Introduction
Le massif de l'Atlas constitue l'épine dorsale montagneuse du Maghreb, jouant un rôle géographique, climatique et culturel fondamental. Bien plus qu'une simple barrière physique, il est le berceau de populations berbères (Amazighs) et abrite une biodiversité unique, marquée par la présence emblématique du cèdre de l'Atlas et du macaque de Barbarie.
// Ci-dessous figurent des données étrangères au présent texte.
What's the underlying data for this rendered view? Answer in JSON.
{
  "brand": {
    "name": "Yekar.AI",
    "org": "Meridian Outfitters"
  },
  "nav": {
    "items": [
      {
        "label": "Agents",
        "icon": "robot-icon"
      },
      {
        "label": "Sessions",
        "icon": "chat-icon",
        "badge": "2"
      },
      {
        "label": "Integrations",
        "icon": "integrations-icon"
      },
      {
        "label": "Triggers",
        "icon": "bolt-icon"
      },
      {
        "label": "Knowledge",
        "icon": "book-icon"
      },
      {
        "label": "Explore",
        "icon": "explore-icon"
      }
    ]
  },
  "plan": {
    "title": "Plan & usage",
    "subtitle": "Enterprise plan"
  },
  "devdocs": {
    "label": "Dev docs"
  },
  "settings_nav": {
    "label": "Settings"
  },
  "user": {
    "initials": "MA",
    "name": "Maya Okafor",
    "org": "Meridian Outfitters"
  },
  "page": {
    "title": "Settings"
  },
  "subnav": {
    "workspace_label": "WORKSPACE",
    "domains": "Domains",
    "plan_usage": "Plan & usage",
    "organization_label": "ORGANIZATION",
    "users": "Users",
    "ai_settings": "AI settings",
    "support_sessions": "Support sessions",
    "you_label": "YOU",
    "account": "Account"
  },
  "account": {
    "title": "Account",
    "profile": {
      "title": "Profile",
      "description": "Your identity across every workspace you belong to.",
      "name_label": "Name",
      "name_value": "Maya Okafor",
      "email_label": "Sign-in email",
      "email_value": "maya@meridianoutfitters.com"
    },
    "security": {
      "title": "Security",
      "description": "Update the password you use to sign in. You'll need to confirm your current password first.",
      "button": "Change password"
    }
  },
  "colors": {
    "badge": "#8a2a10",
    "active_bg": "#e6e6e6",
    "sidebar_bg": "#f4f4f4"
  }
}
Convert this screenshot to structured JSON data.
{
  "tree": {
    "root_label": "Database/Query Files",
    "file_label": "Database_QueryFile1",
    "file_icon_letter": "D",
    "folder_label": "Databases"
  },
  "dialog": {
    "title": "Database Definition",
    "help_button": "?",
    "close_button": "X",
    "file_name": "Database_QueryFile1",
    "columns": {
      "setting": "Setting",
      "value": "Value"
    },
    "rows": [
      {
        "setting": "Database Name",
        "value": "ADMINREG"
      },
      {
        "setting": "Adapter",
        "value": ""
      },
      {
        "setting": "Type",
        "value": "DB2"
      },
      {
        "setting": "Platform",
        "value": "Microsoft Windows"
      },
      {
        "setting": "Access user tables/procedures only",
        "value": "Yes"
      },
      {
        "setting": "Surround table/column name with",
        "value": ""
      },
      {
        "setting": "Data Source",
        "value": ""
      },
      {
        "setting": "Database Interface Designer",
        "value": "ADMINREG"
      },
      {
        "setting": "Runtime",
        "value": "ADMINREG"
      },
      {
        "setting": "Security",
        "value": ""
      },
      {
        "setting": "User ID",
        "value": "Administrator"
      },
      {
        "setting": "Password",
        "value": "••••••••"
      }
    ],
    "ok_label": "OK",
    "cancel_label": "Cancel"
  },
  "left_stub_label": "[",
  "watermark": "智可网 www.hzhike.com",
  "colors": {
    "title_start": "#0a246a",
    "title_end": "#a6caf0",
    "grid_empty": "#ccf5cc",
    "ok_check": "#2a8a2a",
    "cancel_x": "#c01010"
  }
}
Sa formation, liée à la collision des plaques africaine et eurasienne, en fait un livre ouvert sur l'histoire géologique complexe de la région.
Description
La chaîne de l'Atlas se divise en plusieurs ensembles distincts. L'**Atlas marocain** est le plus élevé et le plus complexe, comprenant le **Moyen Atlas** (forêts et lacs), le **Haut Atlas** (le plus haut, avec le Toubkal), et l'**Anti-Atlas** (plus aride, aux paysages minéraux spectaculaires). En Algérie, on trouve le **Tell Atlas** (proche de la côte) et le **Sahara Atlas** (limite nord du désert), qui se rejoignent en Tunisie pour former les monts de la dorsale tunisienne. Le climat varie radicalement : versant nord humide et enneigé l'hiver, versant sud aride et pré-saharien. Ses paysages alternent entre sommets alpestres, gorges profondes (comme les gorges du Todra ou du Dadès), hauts plateaux et vallées fertiles (comme la vallée de l'Ourika).
Histoire
L'Atlas est habité depuis la Préhistoire, comme en témoignent les peintures rupestres du Tassili n'Ajjer (extension saharienne). Il a constitué un refuge et une forteresse naturelle pour les populations berbères, qui y ont résisté aux invasions successives (Phéniciens, Romains, Arabes, Français). Dans la mythologie grecque, le géant Atlas, puni par Zeus, était condamné à porter la voûte céleste ; les Grecs anciens ont associé son nom à ces montagnes qu'ils pensaient situées aux confins du monde connu. Durant l'Antiquité, l'Atlas fournissait du bois (cèdre) et était une source de minerais. Au Moyen Âge, il abritait de puissants royaumes berbères et des cités-carrefours sur les routes transsahariennes.
Caracteristiques
**Géologie** : L'Atlas est une chaîne jeune, formée principalement durant l'ère tertiaire (il y a environ 65 à 2,5 millions d'années) par la convergence des plaques tectoniques. On y trouve des roches sédimentaires (calcaires, grès), mais aussi des vestiges d'une ancienne chaîne plus ancienne (Anti-Atlas). Son relief est toujours actif, avec un risque sismique notable. **Faune et Flore** : La biodiversité est remarquable, avec un fort taux d'endémisme. La forêt de cèdres de l'Atlas (Cedrus atlantica) est l'écosystème emblématique. On y trouve également le chêne vert, le genévrier thurifère et, en altitude, des pelouses alpines. La faune comprend le macaque de Barbarie (ou magot), le mouflon à manchettes, le léopard de Barbarie (très rare, peut-être éteint), le gypaète barbu et l'aigle royal. **Climat** : Véritable château d'eau, l'Atlas capte les précipitations venant de l'Atlantique et de la Méditerranée. Ses rivières et oueds alimentent les plaines agricoles et les villes. La ligne de partage des eaux entre le bassin méditerranéen/atlantique et le bassin saharien est cruciale.
Importance
L'Atlas est vital à plusieurs titres. **Écologiquement**, c'est une zone de haute biodiversité et un corridor biologique. **Économiquement**, il fournit des ressources en eau (irrigation, hydroélectricité), des minerais (plomb, zinc, argent) et est le cœur du tourisme (randonnée, ski, culturel). **Culturellement**, il demeure le fief des sociétés berbères, gardiennes de langues, de traditions et d'un savoir-faire unique (architecture en pisé, tapis, bijoux). **Stratégiquement**, il a toujours défini les territoires et les climats, influençant les modes de vie et les échanges. Aujourd'hui, il est menacé par la déforestation, la pression pastorale, le changement climatique (recul des neiges) et l'érosion, faisant de sa préservation un enjeu régional majeur.